Wednesday July 26, 2017
This year marks a double celebration for Saab, not only is it the 40th anniversary of the Turbo, it is also the 50th birthday of the 99. Of course, the Turbo wasn’t the first car to employ waste exhaust gases to enhance performance. The Chevrolet Corvair Monza dated from 1972 and eleven years later BMW introduced the 2002 Turbo with that distinctive mirror writing on the spoiler. The Porsche 911 Turbo was launched in the following year but what Saab intended, and achieved, was a practical sports saloon that would combine performance, practicality and reliability.
The original 99 was launched in November 1967 and was powered by a modified version of Triumph’s slant four unit and after 1972, and in response to complaints about the units sent out from British Leyland, Saab began making their own 2-Litre ‘B’ version of the engine. In that same year, the EMS with Bosch D-Jetronic injection offered enhanced performance and the company evaluated building a 99 powered by the Stag’s 3-Litre V8, but these plans were apparently cancelled in the aftermath of the 1973 Fuel Crisis.
A further challenge was meeting the emission control standards of California and so Saab opted to produce a turbocharged 99 that would combine high performance with a reasonable fuel economy. Under the bonnet was a Garrett turbocharger that functioned in tandem with the Bosch fuel injector. The system was primarily designed for low-speed torque and the maximum boost was around the middle of its rpm band and the fuel injector was monitored by a ‘closed loop’ catalyst system which was monitored by an oxygen sensor. This resulted in a turbocharged car that could be easily used for low-speed urban motoring as it would be on the freeway.
Saab thoroughly tested the 99 Turbo, with no fewer than 100 prototypes amassing nearly three million miles, before its debut at the Frankfurt 1977 Motor Show. One of its major intended markets was the USA and Car & Driver remastered that ‘One heroic blast down the highway is enough to convert anybody’. Here is the great car starring in a splendid PR film presented by Raymond Baxter: part one and part two.
With a British price tag of £7,950, the 99 Turbo was a highly expensive proposition competing against the likes of the Porsche 924 - but then it was a rather special machine.

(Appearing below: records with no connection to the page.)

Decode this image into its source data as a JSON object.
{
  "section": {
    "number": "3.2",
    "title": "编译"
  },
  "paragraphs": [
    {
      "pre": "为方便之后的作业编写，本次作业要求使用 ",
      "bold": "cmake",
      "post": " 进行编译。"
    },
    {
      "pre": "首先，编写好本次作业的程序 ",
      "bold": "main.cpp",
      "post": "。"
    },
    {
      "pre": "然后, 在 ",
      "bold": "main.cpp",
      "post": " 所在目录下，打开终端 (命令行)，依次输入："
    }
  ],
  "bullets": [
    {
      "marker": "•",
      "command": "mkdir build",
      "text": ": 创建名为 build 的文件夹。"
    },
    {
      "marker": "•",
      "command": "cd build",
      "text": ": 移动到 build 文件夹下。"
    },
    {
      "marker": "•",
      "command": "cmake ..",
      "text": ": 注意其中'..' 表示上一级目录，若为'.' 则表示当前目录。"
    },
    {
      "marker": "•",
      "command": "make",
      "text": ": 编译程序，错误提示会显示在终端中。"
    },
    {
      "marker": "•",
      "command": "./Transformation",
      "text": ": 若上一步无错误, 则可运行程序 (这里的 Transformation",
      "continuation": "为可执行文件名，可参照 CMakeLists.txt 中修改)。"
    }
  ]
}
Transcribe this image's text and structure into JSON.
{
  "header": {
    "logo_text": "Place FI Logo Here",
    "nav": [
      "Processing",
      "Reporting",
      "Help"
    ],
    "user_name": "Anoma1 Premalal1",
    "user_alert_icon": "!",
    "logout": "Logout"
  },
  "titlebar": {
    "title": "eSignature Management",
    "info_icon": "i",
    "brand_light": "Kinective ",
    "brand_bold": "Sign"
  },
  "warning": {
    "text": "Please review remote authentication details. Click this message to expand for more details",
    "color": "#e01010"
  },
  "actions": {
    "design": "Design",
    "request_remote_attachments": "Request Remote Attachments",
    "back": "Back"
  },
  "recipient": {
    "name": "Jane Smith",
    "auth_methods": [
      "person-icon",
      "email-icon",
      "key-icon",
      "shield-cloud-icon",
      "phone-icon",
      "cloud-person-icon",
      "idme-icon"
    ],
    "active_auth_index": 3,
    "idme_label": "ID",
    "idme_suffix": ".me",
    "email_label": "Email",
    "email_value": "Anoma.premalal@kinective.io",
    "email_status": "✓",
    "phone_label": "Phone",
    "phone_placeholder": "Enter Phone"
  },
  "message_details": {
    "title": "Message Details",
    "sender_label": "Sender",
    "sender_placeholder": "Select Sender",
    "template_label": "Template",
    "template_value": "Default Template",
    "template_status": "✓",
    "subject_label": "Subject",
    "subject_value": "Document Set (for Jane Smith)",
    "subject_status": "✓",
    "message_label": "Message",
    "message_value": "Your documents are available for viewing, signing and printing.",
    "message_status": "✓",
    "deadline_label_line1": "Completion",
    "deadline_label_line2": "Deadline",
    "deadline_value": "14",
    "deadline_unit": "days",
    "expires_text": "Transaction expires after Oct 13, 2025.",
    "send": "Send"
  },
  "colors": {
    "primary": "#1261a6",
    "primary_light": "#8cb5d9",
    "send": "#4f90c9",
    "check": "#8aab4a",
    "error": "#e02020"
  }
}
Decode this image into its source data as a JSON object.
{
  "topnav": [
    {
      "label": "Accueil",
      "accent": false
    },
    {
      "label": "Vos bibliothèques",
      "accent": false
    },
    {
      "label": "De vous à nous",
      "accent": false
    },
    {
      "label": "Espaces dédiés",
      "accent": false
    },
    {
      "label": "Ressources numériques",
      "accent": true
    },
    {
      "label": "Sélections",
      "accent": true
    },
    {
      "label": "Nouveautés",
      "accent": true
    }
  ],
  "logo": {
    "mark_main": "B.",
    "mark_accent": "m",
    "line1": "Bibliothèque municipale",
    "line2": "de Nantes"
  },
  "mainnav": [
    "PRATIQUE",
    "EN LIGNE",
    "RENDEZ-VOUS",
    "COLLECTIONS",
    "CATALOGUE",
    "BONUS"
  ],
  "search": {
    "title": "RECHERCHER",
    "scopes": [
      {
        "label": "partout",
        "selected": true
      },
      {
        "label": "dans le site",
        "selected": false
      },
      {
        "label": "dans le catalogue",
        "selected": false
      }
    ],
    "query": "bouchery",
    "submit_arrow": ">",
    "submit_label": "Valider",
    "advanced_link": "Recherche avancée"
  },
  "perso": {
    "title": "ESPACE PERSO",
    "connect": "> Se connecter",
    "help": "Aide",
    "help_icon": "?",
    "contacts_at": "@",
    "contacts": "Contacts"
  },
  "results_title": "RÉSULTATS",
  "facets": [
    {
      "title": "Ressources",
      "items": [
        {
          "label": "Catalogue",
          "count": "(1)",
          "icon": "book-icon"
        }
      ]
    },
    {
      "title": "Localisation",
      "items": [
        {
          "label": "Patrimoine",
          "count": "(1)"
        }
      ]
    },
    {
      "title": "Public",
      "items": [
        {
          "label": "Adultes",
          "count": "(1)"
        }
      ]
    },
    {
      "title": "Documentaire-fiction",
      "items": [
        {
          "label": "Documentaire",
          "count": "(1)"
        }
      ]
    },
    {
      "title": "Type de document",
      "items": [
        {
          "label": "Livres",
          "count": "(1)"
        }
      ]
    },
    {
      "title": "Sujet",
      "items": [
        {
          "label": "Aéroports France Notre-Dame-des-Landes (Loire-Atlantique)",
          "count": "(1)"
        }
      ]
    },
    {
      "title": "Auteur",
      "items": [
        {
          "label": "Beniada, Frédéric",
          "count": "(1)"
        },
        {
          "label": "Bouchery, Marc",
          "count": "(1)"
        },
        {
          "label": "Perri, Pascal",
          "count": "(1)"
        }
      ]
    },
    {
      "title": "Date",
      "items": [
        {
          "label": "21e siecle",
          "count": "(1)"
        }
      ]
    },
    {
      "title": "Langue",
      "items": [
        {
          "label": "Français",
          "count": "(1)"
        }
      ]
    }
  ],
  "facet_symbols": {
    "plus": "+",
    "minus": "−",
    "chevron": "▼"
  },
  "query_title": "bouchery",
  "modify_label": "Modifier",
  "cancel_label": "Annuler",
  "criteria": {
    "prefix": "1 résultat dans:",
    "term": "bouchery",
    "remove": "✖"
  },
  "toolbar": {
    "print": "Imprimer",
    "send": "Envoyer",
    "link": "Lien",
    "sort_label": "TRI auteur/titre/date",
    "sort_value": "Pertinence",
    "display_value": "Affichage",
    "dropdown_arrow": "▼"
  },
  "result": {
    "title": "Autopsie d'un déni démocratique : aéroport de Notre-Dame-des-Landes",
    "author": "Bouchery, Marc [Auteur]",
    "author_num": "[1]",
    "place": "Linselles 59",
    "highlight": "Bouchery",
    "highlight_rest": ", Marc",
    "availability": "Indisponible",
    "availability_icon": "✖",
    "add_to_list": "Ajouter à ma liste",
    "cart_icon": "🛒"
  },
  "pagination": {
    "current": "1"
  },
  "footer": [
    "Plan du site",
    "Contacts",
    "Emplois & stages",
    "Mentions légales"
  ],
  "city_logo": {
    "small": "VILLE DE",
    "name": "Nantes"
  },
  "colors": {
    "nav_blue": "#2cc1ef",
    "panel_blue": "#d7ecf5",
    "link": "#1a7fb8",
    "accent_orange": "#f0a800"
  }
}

Autocar stated that ‘Very occasionally a car comes along which shocks the seen-it-all, driven-them-all staff of Autocar out of their complacency’. Motor similarly raved that ‘we can see why Saab has so much faith in the machine: it’s exceptional’ and two years later Car noted the Turbo's ‘exhilarating shove when it's on song’ and how it was ‘a beautifully poised car that remains reassuring composed no matter how hard you push it’.
The Turbo was distributed in the UK via 130 specially trained dealers and as compared with certain boy racer vehicles (I mention no names) that you might have encountered in a Fine Fare car park circa 1978, the Saab’s appearance was decidedly low-key. The UK colour choice was any shade you cared for, so long as it was black, with spoilers, Bosch auxiliary lights, ‘Inca’ alloy wheels and a boost gauge perched on top of the dashboard as the principal methods of distinguishing the Turbo from less rapid forms of the 99. This was a car primarily concerned with engineering excellence, as opposed to being first away from the traffic lights. ‘go-faster stripes’ and a taste for Woolworth’s finest faux-gold medallions.
The Turbo was originally offered with only the 3-door Combi body but in 1978 Saab made a limited run of 5-door versions, all finished in Cardinal Red, and in the following year introduced the two-door version. Production of the 99 Turbo ceased in 1981 by which point it was already widely regarded as a classic. It is not just one of the most important cars in the history of Saab but one that marked a watershed in automotive development.